I am reading a book at the moment about a mother who has lost her daughter to problems associated with diabetes. Last night I read a part in the book and my thought 'oh my God, I can so relate to this and it says it better than I ever could'.
..Not too long ago Nicole and I were living our own lives. And then she got sick and, by the score, doctors and nurses and therapists and social workers began falling out of the sky. ... In our wallets, their faces replaced those of dead presidents. ...Our lives were no longer our own. Every facet was governed and judged by someone else. First we were free, then we weren't, and now we were here. That's all I know for certain.
This is exactly how it feels if you have a child with a disability. Your life is inundated with people. Don't get me wrong, I have extremely grateful for all the help we receive. It's just that life is very much different. At the end of the day when you might throw off your bra or when you get up of a morning and think you might leave your nightie on until you finish tidying the house, you can't. Well maybe you can, but your house is going to have carers in it and I am sure they don't want to have their retinas burnt haha.
Your chain of thought changes and this was brought home to me this week. When I was following the ambulance to the hospital when they took Peter up, my mind was racing a dime a dozen. In the five minutes it took to get to the hospital, I had rung Jade, Peters sister and worked out a plan of action.
With Ryan in respite, my mind was racing... If they kept Peter in, Ryan couldn't stay in respite as it was Easter. Okay I will have to ring CCRC, QMDA, Focal and Alara to try and organize full time help. I had formed a plan of action in my mind and all this and the phone calls in that short drive.
Luckily Peter is fine and all this didn't have to happen.
Now for some observations from the hospital.

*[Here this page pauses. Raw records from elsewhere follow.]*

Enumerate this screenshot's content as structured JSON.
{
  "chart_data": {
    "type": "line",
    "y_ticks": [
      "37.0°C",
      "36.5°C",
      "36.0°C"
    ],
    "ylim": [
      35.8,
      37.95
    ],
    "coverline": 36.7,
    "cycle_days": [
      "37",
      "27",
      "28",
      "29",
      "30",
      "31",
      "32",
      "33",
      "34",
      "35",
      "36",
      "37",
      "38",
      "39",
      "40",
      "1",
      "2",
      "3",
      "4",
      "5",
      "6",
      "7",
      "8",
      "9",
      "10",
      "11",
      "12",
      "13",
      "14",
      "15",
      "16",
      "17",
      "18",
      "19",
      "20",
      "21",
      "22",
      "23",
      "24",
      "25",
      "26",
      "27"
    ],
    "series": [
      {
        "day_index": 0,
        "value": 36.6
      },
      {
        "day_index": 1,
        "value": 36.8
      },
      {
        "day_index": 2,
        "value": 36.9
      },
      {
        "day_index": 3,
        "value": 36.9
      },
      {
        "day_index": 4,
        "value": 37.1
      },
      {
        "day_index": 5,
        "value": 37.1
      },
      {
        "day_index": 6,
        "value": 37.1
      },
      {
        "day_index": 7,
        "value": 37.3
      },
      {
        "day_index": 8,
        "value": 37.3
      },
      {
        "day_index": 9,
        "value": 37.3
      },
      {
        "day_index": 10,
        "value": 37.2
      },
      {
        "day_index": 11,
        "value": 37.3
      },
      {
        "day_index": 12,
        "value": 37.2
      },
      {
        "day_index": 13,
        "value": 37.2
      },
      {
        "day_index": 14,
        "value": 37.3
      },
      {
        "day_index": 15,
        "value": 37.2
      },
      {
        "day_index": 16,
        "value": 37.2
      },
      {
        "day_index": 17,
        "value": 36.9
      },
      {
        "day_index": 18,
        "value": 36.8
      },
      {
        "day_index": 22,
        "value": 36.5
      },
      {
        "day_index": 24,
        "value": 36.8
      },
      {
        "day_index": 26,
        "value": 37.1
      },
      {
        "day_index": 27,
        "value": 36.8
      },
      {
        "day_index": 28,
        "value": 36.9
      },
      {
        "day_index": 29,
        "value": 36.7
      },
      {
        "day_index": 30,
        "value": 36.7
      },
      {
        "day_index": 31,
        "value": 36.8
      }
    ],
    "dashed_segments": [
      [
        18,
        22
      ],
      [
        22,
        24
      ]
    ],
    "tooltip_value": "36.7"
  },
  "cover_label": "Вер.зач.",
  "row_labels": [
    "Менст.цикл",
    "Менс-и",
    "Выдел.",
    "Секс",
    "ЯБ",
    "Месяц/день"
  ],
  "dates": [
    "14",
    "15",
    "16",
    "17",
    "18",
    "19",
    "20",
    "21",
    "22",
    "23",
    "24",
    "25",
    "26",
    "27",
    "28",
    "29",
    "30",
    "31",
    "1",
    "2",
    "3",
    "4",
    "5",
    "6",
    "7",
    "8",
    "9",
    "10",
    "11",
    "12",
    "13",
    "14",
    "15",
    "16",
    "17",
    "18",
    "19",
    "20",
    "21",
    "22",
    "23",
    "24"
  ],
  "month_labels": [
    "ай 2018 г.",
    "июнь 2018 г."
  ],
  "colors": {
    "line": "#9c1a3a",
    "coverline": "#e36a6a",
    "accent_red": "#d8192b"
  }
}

Shoes are optional, as most don't have any on.
You have to tell everyone around you why you are there and find out why they are there.
If you have kids, it gives you the right to talk really loud and try and be the centre of attention.
It's okay to use your phone and talk as loud as you can without going outside.
Speaking of outside, it's fine to go out and the staff spend forever trying to find you when your turn comes up (if it was up to me, you then miss out on that spot and the next in line goes).
If you eat chips or any other food, you can more than welcome to drop it on the floor.
Shifting to a different seat to get away from weirdos doesn't work, they just follow you so they can keep telling you about their kidney stones and past medical history.
Thank God we only have to go there rarely (third time in our lives, all what they thought were heart related and closest place with the right equipment if needed). Private health insurance is priceless, when it means that at other times we can go private and not deal with the above situation.